Faith killing. A young mother maintained that voices in her head told her to test her faith in God, causing her to repeatedly slam her infant son to the ground and down a flight of stairs. Jennifer Cisowski, 21, of Connecticut, killed her 8-month-old son Gideon Fusscas in his grandmother's upscale Florida home on Aug. 21, later saying she believed he would rise from the dead if her faith were strong enough. Source: Tampa Tribune, Aug. 22, 2001
"Mama, I love you." A Talladega County jury in August found Teresa Ann Archie, 40, guilty of the 1996 murder of her daughter Shavon Jackson. Archie, a paranoid schizophrenic, chased her daughter through their home, shooting her twice in the back after becoming convinced her 16-year-old was possessed by Satan, and that God wanted her to cleanse her home of all Satanic influence. She told police Shavon's last words were: "Mama, don't shoot me, I love you." She replied, "I know, Baby, but I have to do the Lord's will." Source: The Daily Home, Aug. 15, 2001
"Killer, we support you." "I killed the women for the sake of God, and for the protection of my religion because they were prostitutes and [were] corrupting other people," Iranian construction worker Saeed Hanaei admitted to reporters in July, after police fingered him as their suspect in the killing of 19 prostitutes in Mashhad. Each was killed on a Sunday--strangled with a headscarf. Neighbors gathered outside his home chanting "Hanaei, the killer of corrupt people, we support you." Source: Associated Press, July 26/30, 2001
"Possessed woman." Andrea Yates, the religious Dallas mother charged with drowning her 5 children in the bathtub, told family members from jail she thinks the "devil" is in her.Source: Milwaukee Journal Sentinel, July 1, 2001
Naked avenger. A naked man who pelted rocks at a woman walking her dog and struck her with his car in January told police "demons wanted him to destroy her," and he was naked "so he could enter the kingdom of God." Jessica Fulcher, 28, survived the assault. Source: Loveland Reporter-Herald, Jan. 15, 2001
God's crime spree. God made him commit a crime spree was the defense of bible-toting Henry Glen West, sentenced by an Okahoma County judge in April to two life terms. During West's 5-hour crime spree in January 1998, he severely beat his brother, raped his brother's girlfriend, broke into a house, robbed a convenience store clerk and then tried to run her over twice. At a second convenience store, he repeatedly shot the husband-and-wife owners. Source: Daily Oklahoman, April 21, 2001
Religiously-motivated stabbing. A man who fatally stabbed his son and tried to kill his mother-in-law and daughter was motivated by religion, according to relatives. Joseph Herman Dartez, Jr., 31, Houston, was pondering whether to leave a Christian church to join the Muslim faith when he assaulted his family in the middle of the night. Source: San Antonio Express, May 30, 2001
Sainted mob.
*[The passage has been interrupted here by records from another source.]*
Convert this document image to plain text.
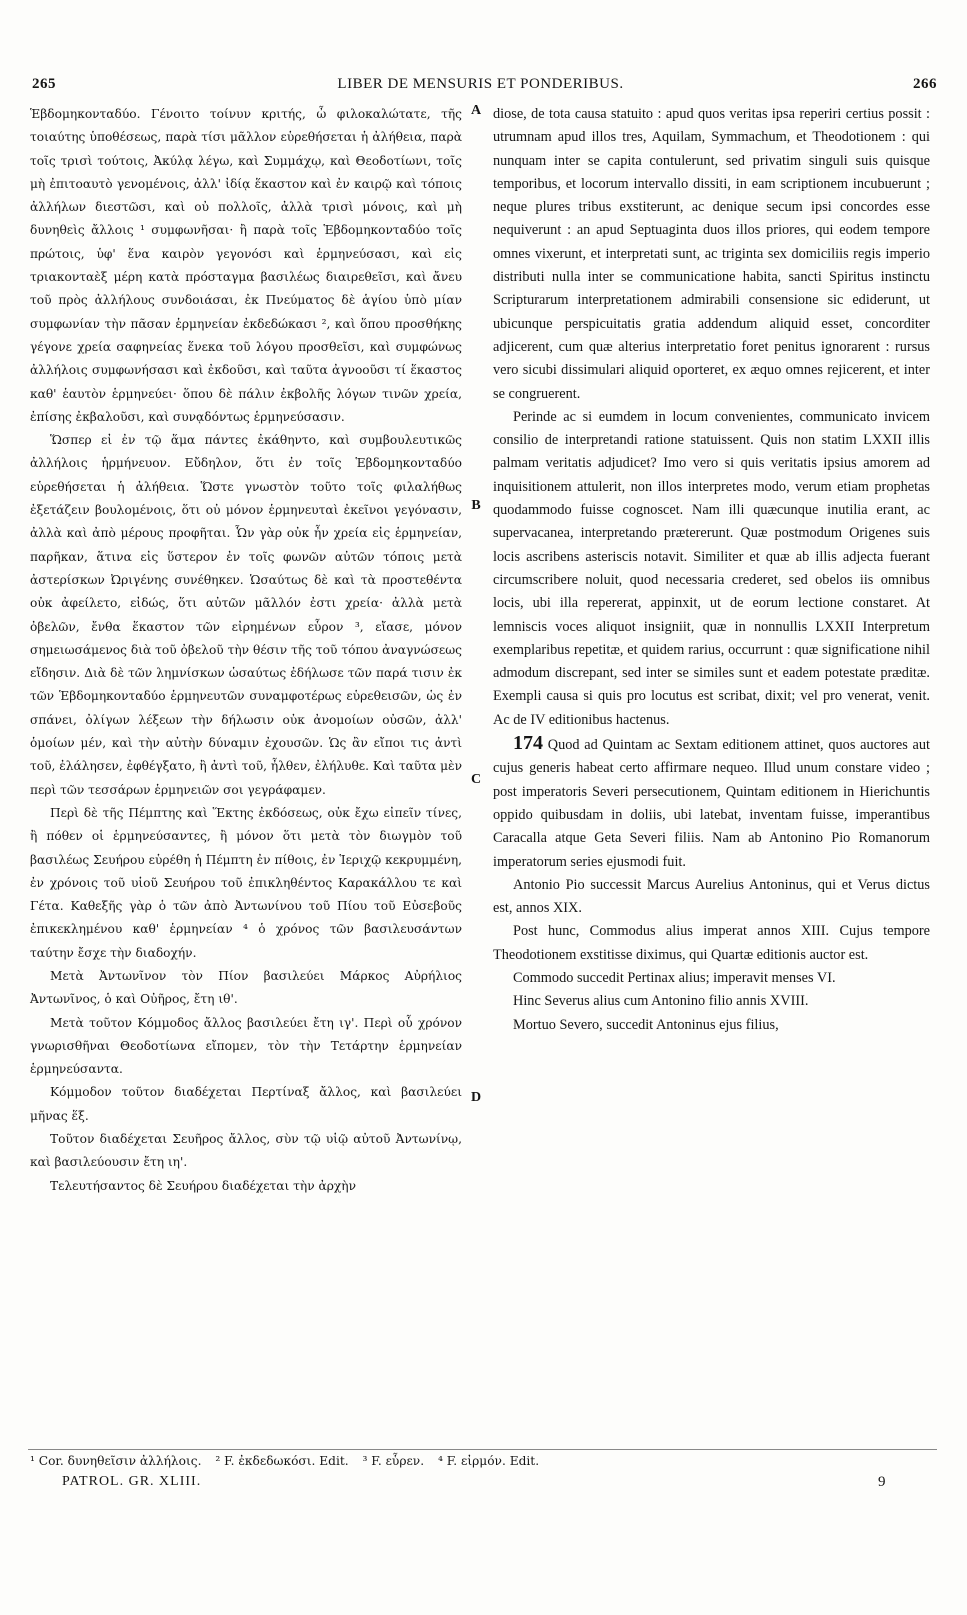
265	LIBER DE MENSURIS ET PONDERIBUS.	266

Ἑβδομηκονταδύο. Γένοιτο τοίνυν κριτής, ὦ φιλοκαλώτατε, τῆς τοιαύτης ὑποθέσεως, παρὰ τίσι μᾶλλον εὑρεθήσεται ἡ ἀλήθεια, παρὰ τοῖς τρισὶ τούτοις, Ἀκύλᾳ λέγω, καὶ Συμμάχῳ, καὶ Θεοδοτίωνι, τοῖς μὴ ἐπιτοαυτὸ γενομένοις, ἀλλ' ἰδίᾳ ἕκαστον καὶ ἐν καιρῷ καὶ τόποις ἀλλήλων διεστῶσι, καὶ οὐ πολλοῖς, ἀλλὰ τρισὶ μόνοις, καὶ μὴ δυνηθεὶς ἄλλοις ¹ συμφωνῆσαι· ἢ παρὰ τοῖς Ἑβδομηκονταδύο τοῖς πρώτοις, ὑφ' ἕνα καιρὸν γεγονόσι καὶ ἑρμηνεύσασι, καὶ εἰς τριακονταὲξ μέρη κατὰ πρόσταγμα βασιλέως διαιρεθεῖσι, καὶ ἄνευ τοῦ πρὸς ἀλλήλους συνδοιάσαι, ἐκ Πνεύματος δὲ ἁγίου ὑπὸ μίαν συμφωνίαν τὴν πᾶσαν ἑρμηνείαν ἐκδεδώκασι ², καὶ ὅπου προσθήκης γέγονε χρεία σαφηνείας ἕνεκα τοῦ λόγου προσθεῖσι, καὶ συμφώνως ἀλλήλοις συμφωνήσασι καὶ ἐκδοῦσι, καὶ ταῦτα ἀγνοοῦσι τί ἕκαστος καθ' ἑαυτὸν ἑρμηνεύει· ὅπου δὲ πάλιν ἐκβολῆς λόγων τινῶν χρεία, ἐπίσης ἐκβαλοῦσι, καὶ συνᾳδόντως ἑρμηνεύσασιν.

Ὥσπερ εἰ ἐν τῷ ἅμα πάντες ἐκάθηντο, καὶ συμβουλευτικῶς ἀλλήλοις ἡρμήνευον. Εὔδηλον, ὅτι ἐν τοῖς Ἑβδομηκονταδύο εὑρεθήσεται ἡ ἀλήθεια. Ὥστε γνωστὸν τοῦτο τοῖς φιλαλήθως ἐξετάζειν βουλομένοις, ὅτι οὐ μόνον ἑρμηνευταὶ ἐκεῖνοι γεγόνασιν, ἀλλὰ καὶ ἀπὸ μέρους προφῆται. Ὧν γὰρ οὐκ ἦν χρεία εἰς ἑρμηνείαν, παρῆκαν, ἅτινα εἰς ὕστερον ἐν τοῖς φωνῶν αὐτῶν τόποις μετὰ ἀστερίσκων Ὠριγένης συνέθηκεν. Ὡσαύτως δὲ καὶ τὰ προστεθέντα οὐκ ἀφείλετο, εἰδώς, ὅτι αὐτῶν μᾶλλόν ἐστι χρεία· ἀλλὰ μετὰ ὀβελῶν, ἔνθα ἕκαστον τῶν εἰρημένων εὗρον ³, εἴασε, μόνον σημειωσάμενος διὰ τοῦ ὀβελοῦ τὴν θέσιν τῆς τοῦ τόπου ἀναγνώσεως εἴδησιν. Διὰ δὲ τῶν λημνίσκων ὡσαύτως ἐδήλωσε τῶν παρά τισιν ἐκ τῶν Ἑβδομηκονταδύο ἑρμηνευτῶν συναμφοτέρως εὑρεθεισῶν, ὡς ἐν σπάνει, ὀλίγων λέξεων τὴν δήλωσιν οὐκ ἀνομοίων οὐσῶν, ἀλλ' ὁμοίων μέν, καὶ τὴν αὐτὴν δύναμιν ἐχουσῶν. Ὡς ἂν εἴποι τις ἀντὶ τοῦ, ἐλάλησεν, ἐφθέγξατο, ἢ ἀντὶ τοῦ, ἦλθεν, ἐλήλυθε. Καὶ ταῦτα μὲν περὶ τῶν τεσσάρων ἑρμηνειῶν σοι γεγράφαμεν.

Περὶ δὲ τῆς Πέμπτης καὶ Ἕκτης ἐκδόσεως, οὐκ ἔχω εἰπεῖν τίνες, ἢ πόθεν οἱ ἑρμηνεύσαντες, ἢ μόνον ὅτι μετὰ τὸν διωγμὸν τοῦ βασιλέως Σευήρου εὑρέθη ἡ Πέμπτη ἐν πίθοις, ἐν Ἱεριχῷ κεκρυμμένη, ἐν χρόνοις τοῦ υἱοῦ Σευήρου τοῦ ἐπικληθέντος Καρακάλλου τε καὶ Γέτα. Καθεξῆς γὰρ ὁ τῶν ἀπὸ Ἀντωνίνου τοῦ Πίου τοῦ Εὐσεβοῦς ἐπικεκλημένου καθ' ἑρμηνείαν ⁴ ὁ χρόνος τῶν βασιλευσάντων ταύτην ἔσχε τὴν διαδοχήν.

Μετὰ Ἀντωνῖνον τὸν Πίον βασιλεύει Μάρκος Αὐρήλιος Ἀντωνῖνος, ὁ καὶ Οὐῆρος, ἔτη ιθ'.

Μετὰ τοῦτον Κόμμοδος ἄλλος βασιλεύει ἔτη ιγ'. Περὶ οὗ χρόνον γνωρισθῆναι Θεοδοτίωνα εἴπομεν, τὸν τὴν Τετάρτην ἑρμηνείαν ἑρμηνεύσαντα.

Κόμμοδον τοῦτον διαδέχεται Περτίναξ ἄλλος, καὶ βασιλεύει μῆνας ἕξ.

Τοῦτον διαδέχεται Σευῆρος ἄλλος, σὺν τῷ υἱῷ αὐτοῦ Ἀντωνίνῳ, καὶ βασιλεύουσιν ἔτη ιη'.

Τελευτήσαντος δὲ Σευήρου διαδέχεται τὴν ἀρχὴν

A
B
C
D

diose, de tota causa statuito : apud quos veritas ipsa reperiri certius possit : utrumnam apud illos tres, Aquilam, Symmachum, et Theodotionem : qui nunquam inter se capita contulerunt, sed privatim singuli suis quisque temporibus, et locorum intervallo dissiti, in eam scriptionem incubuerunt ; neque plures tribus exstiterunt, ac denique secum ipsi concordes esse nequiverunt : an apud Septuaginta duos illos priores, qui eodem tempore omnes vixerunt, et interpretati sunt, ac triginta sex domiciliis regis imperio distributi nulla inter se communicatione habita, sancti Spiritus instinctu Scripturarum interpretationem admirabili consensione sic ediderunt, ut ubicunque perspicuitatis gratia addendum aliquid esset, concorditer adjicerent, cum quæ alterius interpretatio foret penitus ignorarent : rursus vero sicubi dissimulari aliquid oporteret, ex æquo omnes rejicerent, et inter se congruerent.

Perinde ac si eumdem in locum convenientes, communicato invicem consilio de interpretandi ratione statuissent. Quis non statim LXXII illis palmam veritatis adjudicet? Imo vero si quis veritatis ipsius amorem ad inquisitionem attulerit, non illos interpretes modo, verum etiam prophetas quodammodo fuisse cognoscet. Nam illi quæcunque inutilia erant, ac supervacanea, interpretando prætererunt. Quæ postmodum Origenes suis locis ascribens asteriscis notavit. Similiter et quæ ab illis adjecta fuerant circumscribere noluit, quod necessaria crederet, sed obelos iis omnibus locis, ubi illa repererat, appinxit, ut de eorum lectione constaret. At lemniscis voces aliquot insigniit, quæ in nonnullis LXXII Interpretum exemplaribus repetitæ, et quidem rarius, occurrunt : quæ significatione nihil admodum discrepant, sed inter se similes sunt et eadem potestate præditæ. Exempli causa si quis pro locutus est scribat, dixit; vel pro venerat, venit. Ac de IV editionibus hactenus.

174 Quod ad Quintam ac Sextam editionem attinet, quos auctores aut cujus generis habeat certo affirmare nequeo. Illud unum constare video ; post imperatoris Severi persecutionem, Quintam editionem in Hierichuntis oppido quibusdam in doliis, ubi latebat, inventam fuisse, imperantibus Caracalla atque Geta Severi filiis. Nam ab Antonino Pio Romanorum imperatorum series ejusmodi fuit.

Antonio Pio successit Marcus Aurelius Antoninus, qui et Verus dictus est, annos XIX.

Post hunc, Commodus alius imperat annos XIII. Cujus tempore Theodotionem exstitisse diximus, qui Quartæ editionis auctor est.

Commodo succedit Pertinax alius; imperavit menses VI.

Hinc Severus alius cum Antonino filio annis XVIII.

Mortuo Severo, succedit Antoninus ejus filius,

¹ Cor. δυνηθεῖσιν ἀλλήλοις. ² F. ἐκδεδωκόσι. Edit. ³ F. εὗρεν. ⁴ F. εἰρμόν. Edit.
PATROL. GR. XLIII.	9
A mob summoned by a church bell in Mexico City beat to death a man accused of trying to steal a statue of the neighborhood's patron saint. The 3-hour beating occurred next to a local police station. Source: AP/Tulsa World, July 27, 2001
Stealing in the Name of God
"I've been a securities regulator for 20 years, and I've seen more money stolen in the name of God than in any other way," Deborah R. Bortner, president of the North American Securities Administrators Association, said at a news conference on Aug. 7.
She warned that "affinity fraud"--the building of trust through religious and other loyalty, is increasing. In the last three years, religious con artists in 27 states have scammed at least 90,000 investors, costing more than $1.8 billion.
By comparison, about 13,000 investors lost $450 million in religion-based fraud over the previous 5-year period.
"Con artists are clearly preying on the faithful more than ever before," said Bortner. "The con artist makes faith in God synonymous with faith in the investment scam."
The caveat by the Association came a day after the sentencing of Gerald Payne, founder of the Tampa-based Greater Ministries International Church, to 27 years in prison for one of the nation's largest Ponzi schemes. Payne and his partners took in almost $580 million by promising 20,000 investors that the ministry would double their money through "divinely-inspired investments."
Another recent high profile case involves the Baptist Foundation of Arizona, created in 1948 under the auspices of the Southern Baptist State Convention of Arizona, which raised $590 million through 120 shell corporations.